Head shots taken 50 years ago may be indistinguishable from those taken last week.  A picture of a man in a dark suit, wearing a white shirt and tie or a woman in a cardigan with a string of pearls might have been taken in any of a half dozen recent decades.  How do you want to make your last public appearance?  
What should it be, now or then?  

Wednesday, January 31. 2018
Last night was the State of the Union address.  Along with the Oscars, the Miss America pageant, the All-Star Baseball Game and the Olympics, I stopped watching the televised live event years ago.  If anything important happens, it will be repeated over and over in a carefully edited segment.  It's not that my interest in politics or movies or good-looking women or sports has waned; I prefer to deal with these matters in the least hype-free setting available.  Of course, I fully realize that least hype-free nowhere approaches actual hype-free.
In fact, politics remains one of my central concerns and I have been thinking about making America great again, like back in the Kennedy years.  I remember my brother's good friend, Danny D., who was decidedly left wing, railing about our politics.  Congress, which I believe had Democratic majorities in both houses, was considering raising the minimum wage, then $1 per hour.  The Democrats proposed $1.25 while the Republicans urged $1.15.  Ten cents, Danny said, that's the difference in our politics?

Today, many Democrats propose a $15 per hour minimum wage while many Republicans, having had more than a half century to read and reread Ayn Rand, simply want to abolish it.
. . .
According to one source, we lefty/liberal/pinko/progressives should be hanging our heads, not because of the inferiority of our ideas, but because our appearance might scare people.  "Research Finds Attractive People More Likely to be Conservative."  https://www.susqu.edu/about-su/newsroom/research-finds-attractive-people-more-likely-to-be-conservative
The study suggests that, as good-looking people "are generally treated better, achieve higher social status and earn more money, influencing them to see the world as a just place," they may see less need for government intervention, a key component of left wing thought.
As an empiricist, I think that it comes down to choosing to snuggle with Mitch McConnell or Chuck Schumer.

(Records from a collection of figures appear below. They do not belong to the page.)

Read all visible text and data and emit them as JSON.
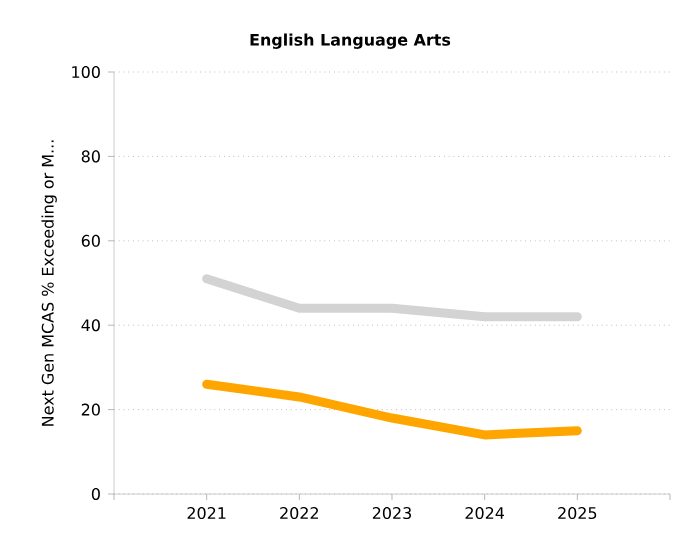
{
  "chart_data": {
    "type": "line",
    "title": "English Language Arts",
    "ylabel": "Next Gen MCAS % Exceeding or M...",
    "x": [
      2021,
      2022,
      2023,
      2024,
      2025
    ],
    "series": [
      {
        "color": "#d3d3d3",
        "values": [
          51,
          44,
          44,
          42,
          42
        ]
      },
      {
        "color": "#ffa500",
        "values": [
          26,
          23,
          18,
          14,
          15
        ]
      }
    ],
    "xlim": [
      2020,
      2026
    ],
    "xticks": [
      {
        "value": 2020,
        "label": null
      },
      2021,
      2022,
      2023,
      2024,
      2025,
      {
        "value": 2026,
        "label": null
      }
    ],
    "ylim": [
      0,
      100
    ],
    "yticks": [
      0,
      20,
      40,
      60,
      80,
      100
    ],
    "grid": "y",
    "marker": "none",
    "line_style": "solid"
  }
}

Thursday, February 1, 2018
Rob Teicher and I, after dinner at Ben's Kosher Delicatessen, 209 West 38th Street, headed to Madison Square Garden for a hockey game.  However, the Rangers were seemingly replaced on the ice by the Strangers, a group of random skaters who, after standing in a straight line for the Canadian and American national anthems, went off in various directions with no common purpose.  Enough said.
Friday, February 2, 2018
The Upper West Side's Power Couple packed up and drove to Massachusetts for Boaz's tenth birthday celebration.  His birthday tomorrow is also the tenth anniversary of the New York Giants Super Bowl victory.  Even though he has lived for the last 7 years in the shadow of the New England Patriots, the loser on his birthdate, he had maintained his Giants pride throughout.  We will probably watch the Super Bowl together Sunday night, but I doubt that he will root for a massive power failure at and around the stadium as vigorously as Grandpa will.